Ridiculocity

The cynical rantings of mediocrity have now been compiled for your convenience into one, easily avoidable iDumpster.

Name:
Location: Wilmington, North Carolina, United States

I am an English major at UNCW. You know what I want to do with my life? I want to write. Hey, look! I'm doing what I want with my life!

Tuesday, October 11, 2005

Promised Poem

I had to write this peom for my creative writing class. The assignment was a word association game where we were asked to write the first thing that came to mind with the mention of: A fear, a foreign word, a piece of furniature, a weather condition, a relative, a color, a city you've never been to, and an insect. I thought it came out pretty good, considering that I suck worse at poetry that I do at bloggin' So here goes.

That's Entertainment

Don’t say a word to me about fairness,
‘cause I’ll never get to go to Paris.
While you and your overweight daughter
throw money around like balloons full of water.

Overweight is an understatement.

Over? Wait. I’ve go more I gotta say,
my lifelong cold snap ends today.
Like a cicada after 18 years,
it’s time to get through this dirt mound of fears.

You are a phalliphobic Freudian.

Lucky for me you don’t know what either of those mean.
So you can’t possibly read what’s written between.
You tried to learn French but you don’t know écrire
and despite what you said you haven’t written in a year.

Pinch your cheeks, you look pale.

I think the reason you look so white
is that you did not expect this fight.
So call on God to help you then
and I’ll sing *A-hem* a hymn for Him.

I stole your entertainment center.
It’s on public display in town.

Write me and I’ll give you the address.

There you go suckas.

As a follow up to a few comments left on a few of my other posts, I do not know how to make that link. Yes I am coming up Friday night. My hand smelled like vinnegar and caramelized sugar mixed in a respective 1:4 ratio inside a rotten pommegranate. The smell has not yet fully subsided. Now it smells like a weaker version of before, mixed with sandalwood soap and my shampoo.

I wrote 16 Haiku today. I was immensly proud of about five of them. I realized later that nobody else will probably ever read them. After about a week, I will probably forget I even wrote them. Knowing this, I am forced to wonder what else I may have written and forgot about. And not just me, what if Charles Dickens wrote something on a piece of scrap paper one day, a little anecdote or poem or something, but forgot about it? I would want to read that. So I am going to make an effort to keep everything I write in order to avoid depriving myself of some nostalgia a few years down the line.

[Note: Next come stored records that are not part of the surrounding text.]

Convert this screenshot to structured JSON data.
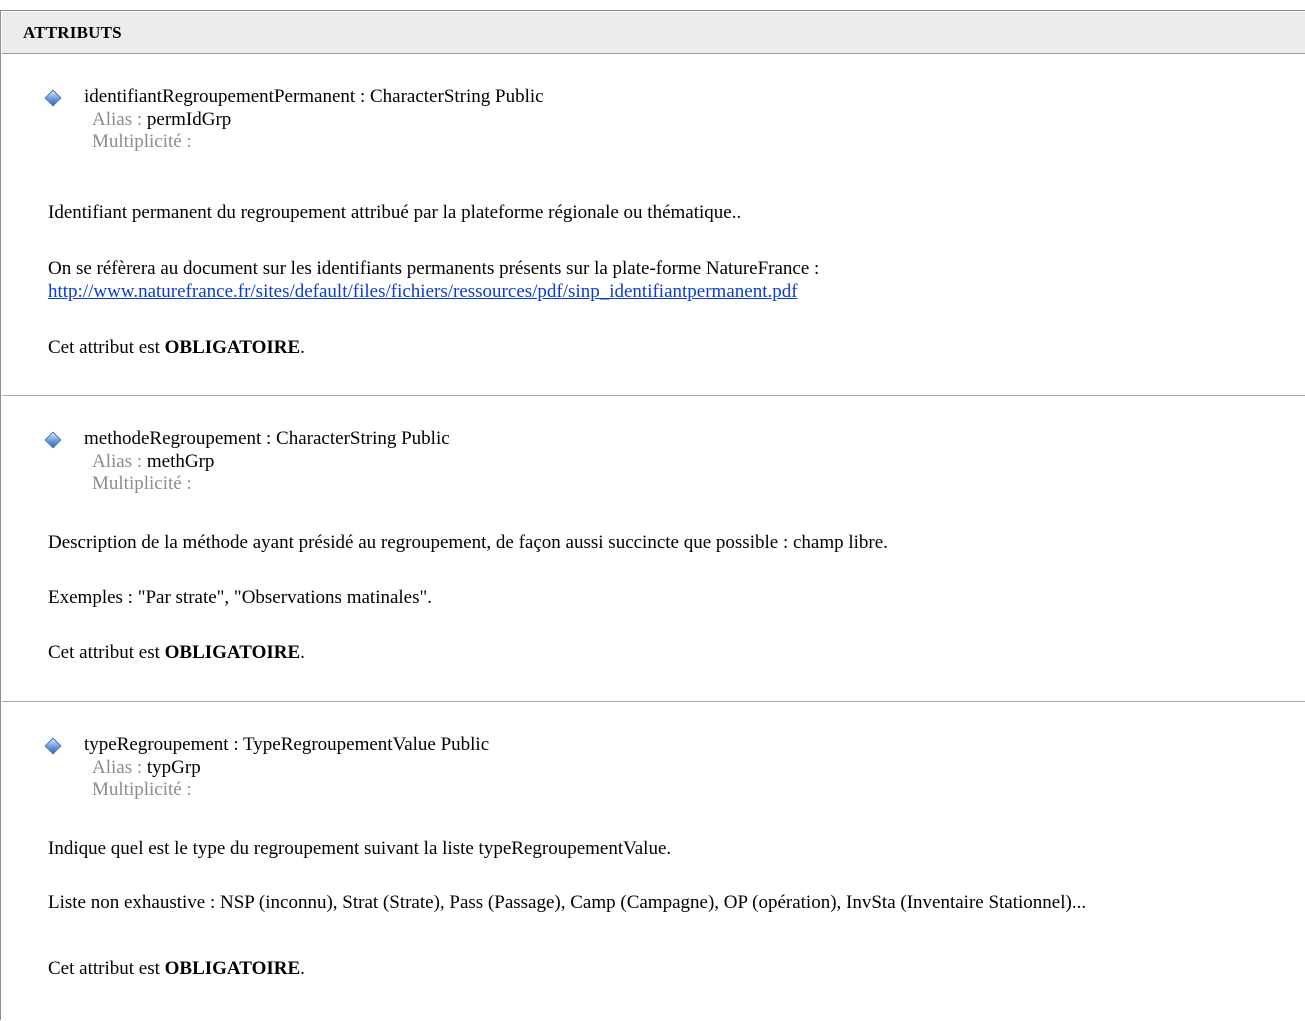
{
  "section": {
    "title": "ATTRIBUTS"
  },
  "attributes": [
    {
      "signature": "identifiantRegroupementPermanent : CharacterString  Public",
      "alias_label": "Alias : ",
      "alias_value": "permIdGrp",
      "multiplicity_label": "Multiplicité :",
      "description": "Identifiant permanent du regroupement attribué par la plateforme régionale ou thématique..",
      "reference_text": "On se réfèrera au document sur les identifiants permanents présents sur la plate-forme NatureFrance :",
      "reference_link": "http://www.naturefrance.fr/sites/default/files/fichiers/ressources/pdf/sinp_identifiantpermanent.pdf",
      "required_prefix": "Cet attribut est ",
      "required_word": "OBLIGATOIRE",
      "required_suffix": "."
    },
    {
      "signature": "methodeRegroupement : CharacterString  Public",
      "alias_label": "Alias : ",
      "alias_value": "methGrp",
      "multiplicity_label": "Multiplicité :",
      "description": "Description de la méthode ayant présidé au regroupement, de façon aussi succincte que possible : champ libre.",
      "examples": "Exemples : \"Par strate\", \"Observations matinales\".",
      "required_prefix": "Cet attribut est ",
      "required_word": "OBLIGATOIRE",
      "required_suffix": "."
    },
    {
      "signature": "typeRegroupement : TypeRegroupementValue  Public",
      "alias_label": "Alias : ",
      "alias_value": "typGrp",
      "multiplicity_label": "Multiplicité :",
      "description": "Indique quel est le type du regroupement suivant la liste typeRegroupementValue.",
      "list_text": "Liste non exhaustive : NSP (inconnu), Strat (Strate), Pass (Passage), Camp (Campagne), OP (opération), InvSta (Inventaire Stationnel)...",
      "required_prefix": "Cet attribut est ",
      "required_word": "OBLIGATOIRE",
      "required_suffix": "."
    }
  ]
}
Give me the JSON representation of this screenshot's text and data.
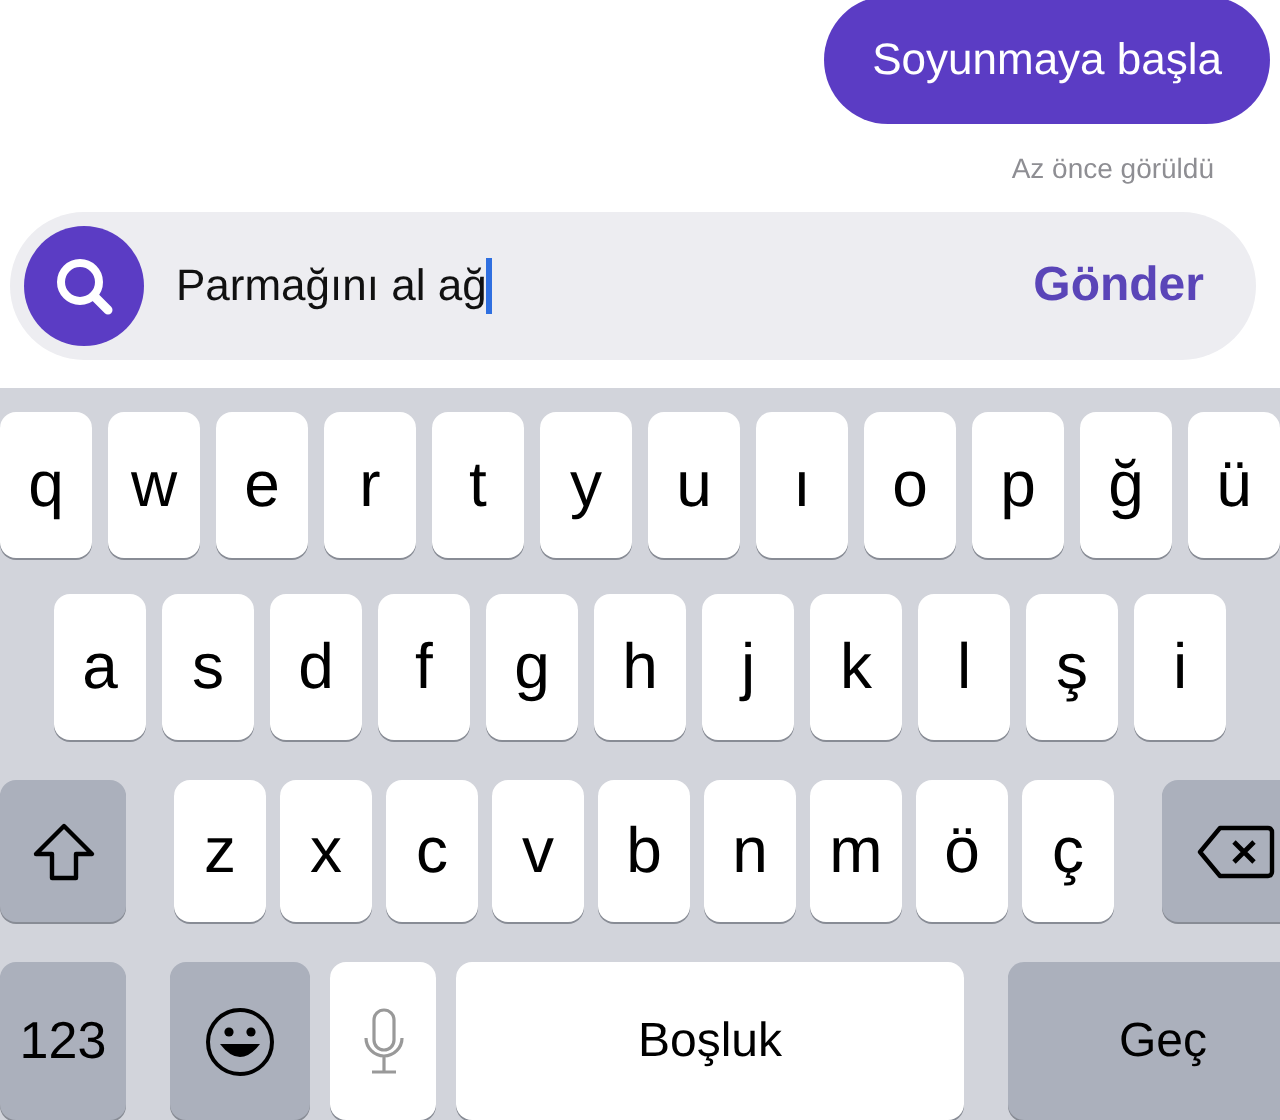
{
  "message": {
    "text": "Soyunmaya başla",
    "status": "Az önce görüldü"
  },
  "composer": {
    "value": "Parmağını al ağ",
    "send_label": "Gönder"
  },
  "keyboard": {
    "key_lines": [
      [
        {
          "kind": "letter",
          "label": "q"
        },
        {
          "kind": "letter",
          "label": "w"
        },
        {
          "kind": "letter",
          "label": "e"
        },
        {
          "kind": "letter",
          "label": "r"
        },
        {
          "kind": "letter",
          "label": "t"
        },
        {
          "kind": "letter",
          "label": "y"
        },
        {
          "kind": "letter",
          "label": "u"
        },
        {
          "kind": "letter",
          "label": "ı"
        },
        {
          "kind": "letter",
          "label": "o"
        },
        {
          "kind": "letter",
          "label": "p"
        },
        {
          "kind": "letter",
          "label": "ğ"
        },
        {
          "kind": "letter",
          "label": "ü"
        }
      ],
      [
        {
          "kind": "letter",
          "label": "a"
        },
        {
          "kind": "letter",
          "label": "s"
        },
        {
          "kind": "letter",
          "label": "d"
        },
        {
          "kind": "letter",
          "label": "f"
        },
        {
          "kind": "letter",
          "label": "g"
        },
        {
          "kind": "letter",
          "label": "h"
        },
        {
          "kind": "letter",
          "label": "j"
        },
        {
          "kind": "letter",
          "label": "k"
        },
        {
          "kind": "letter",
          "label": "l"
        },
        {
          "kind": "letter",
          "label": "ş"
        },
        {
          "kind": "letter",
          "label": "i"
        }
      ],
      [
        {
          "kind": "shift"
        },
        {
          "kind": "letter",
          "label": "z"
        },
        {
          "kind": "letter",
          "label": "x"
        },
        {
          "kind": "letter",
          "label": "c"
        },
        {
          "kind": "letter",
          "label": "v"
        },
        {
          "kind": "letter",
          "label": "b"
        },
        {
          "kind": "letter",
          "label": "n"
        },
        {
          "kind": "letter",
          "label": "m"
        },
        {
          "kind": "letter",
          "label": "ö"
        },
        {
          "kind": "letter",
          "label": "ç"
        },
        {
          "kind": "backspace"
        }
      ],
      [
        {
          "kind": "numbers",
          "label": "123"
        },
        {
          "kind": "emoji"
        },
        {
          "kind": "mic"
        },
        {
          "kind": "space",
          "label": "Boşluk"
        },
        {
          "kind": "return",
          "label": "Geç"
        }
      ]
    ]
  }
}
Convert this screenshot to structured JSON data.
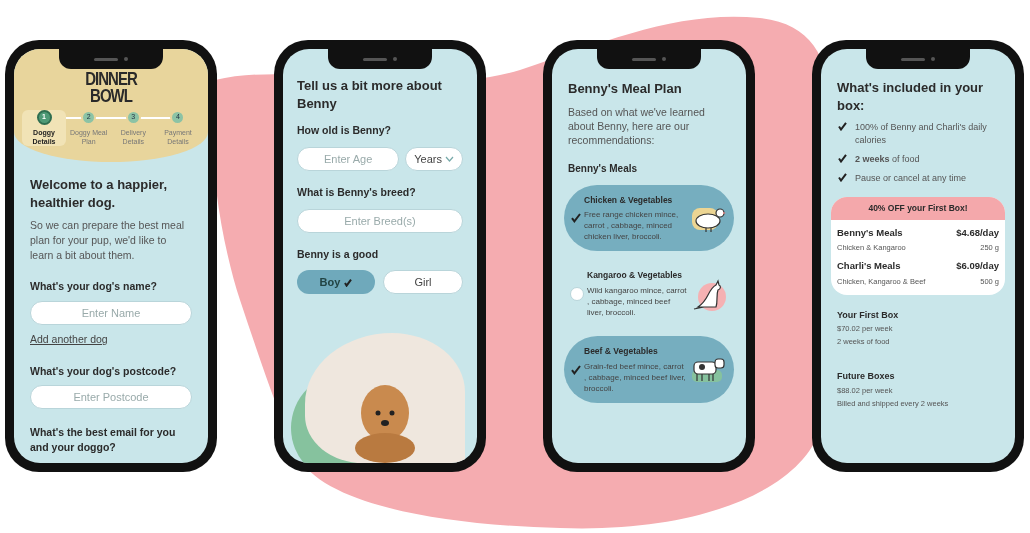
{
  "screens": [
    {
      "kind": "onboarding",
      "logo": [
        "DINNER",
        "BOWL"
      ],
      "steps": [
        {
          "number": "1",
          "label": "Doggy Details",
          "selected": true
        },
        {
          "number": "2",
          "label": "Doggy Meal Plan",
          "selected": false
        },
        {
          "number": "3",
          "label": "Delivery Details",
          "selected": false
        },
        {
          "number": "4",
          "label": "Payment Details",
          "selected": false
        }
      ],
      "heading": "Welcome to a happier, healthier dog.",
      "intro": "So we can prepare the best meal plan for your pup, we'd like to learn a bit about them.",
      "name_question": "What's your dog's name?",
      "name_field": {
        "placeholder": "Enter Name"
      },
      "add_link": "Add another dog",
      "postcode_question": "What's your dog's postcode?",
      "postcode_field": {
        "placeholder": "Enter Postcode"
      },
      "email_question": "What's the best email for you and your doggo?"
    },
    {
      "kind": "details",
      "heading": "Tell us a bit more about Benny",
      "age_question": "How old is Benny?",
      "age_field": {
        "placeholder": "Enter Age"
      },
      "unit_dropdown": "Years",
      "breed_question": "What is Benny's breed?",
      "breed_field": {
        "placeholder": "Enter Breed(s)"
      },
      "gender_question": "Benny is a good",
      "options": [
        {
          "label": "Boy",
          "selected": true
        },
        {
          "label": "Girl",
          "selected": false
        }
      ]
    },
    {
      "kind": "meal_plan",
      "heading": "Benny's Meal Plan",
      "intro": "Based on what we've learned about Benny, here are our recommendations:",
      "section": "Benny's Meals",
      "meals": [
        {
          "name": "Chicken & Vegetables",
          "description": "Free range chicken mince, carrot , cabbage, minced chicken liver, broccoli.",
          "selected": true
        },
        {
          "name": "Kangaroo & Vegetables",
          "description": "Wild kangaroo mince, carrot , cabbage, minced beef liver, broccoli.",
          "selected": false
        },
        {
          "name": "Beef & Vegetables",
          "description": "Grain-fed beef mince, carrot , cabbage, minced beef liver, broccoli.",
          "selected": true
        }
      ]
    },
    {
      "kind": "summary",
      "heading": "What's included in your box:",
      "included": [
        "100% of Benny and Charli's daily calories",
        "**2 weeks** of food",
        "Pause or cancel at any time"
      ],
      "promo": "40% OFF your First Box!",
      "plans": [
        {
          "name": "Benny's Meals",
          "price": "$4.68/day",
          "detail": "Chicken & Kangaroo",
          "weight": "250 g"
        },
        {
          "name": "Charli's Meals",
          "price": "$6.09/day",
          "detail": "Chicken, Kangaroo & Beef",
          "weight": "500 g"
        }
      ],
      "boxes": [
        {
          "title": "Your First Box",
          "lines": [
            "$70.02 per week",
            "2 weeks of food"
          ]
        },
        {
          "title": "Future Boxes",
          "lines": [
            "$88.02 per week",
            "Billed and shipped every 2 weeks"
          ]
        }
      ]
    }
  ]
}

On my self deprivation experience experiment, I have decided on my next project. Starting 20 October 2005, I am going to go two weeks without food. I will resume eating on 3 November. The purpose of the experiment is for me to discover what it is like to eat after not having done so for two weeks. I am not going on a hunger strike or fasting in a religious manner. Just a guy not eating for a long enough period of time to, with any luck, forget what it is like to eat, then eating. Wish me luck! Do what I said because I said it.

I leave you now with this to ponder. When writing, why do we capitalize I but not you, they, him, it, or them?

1 Comments:

Blogger Jacob said...

Good stuff good stuff I say. You're a talented writer. Tell Chris not to be a panzy and to come up here with you. Tell him that I said Luke can kiss my butt and give my friend more notice before springing something on him like a surprize band concert nobody told him about! Also tell him I said he has much better talent without that band b/c he can use his own ideas! Tell him to stop letting those jerks walk all over him! Tell him that I love him.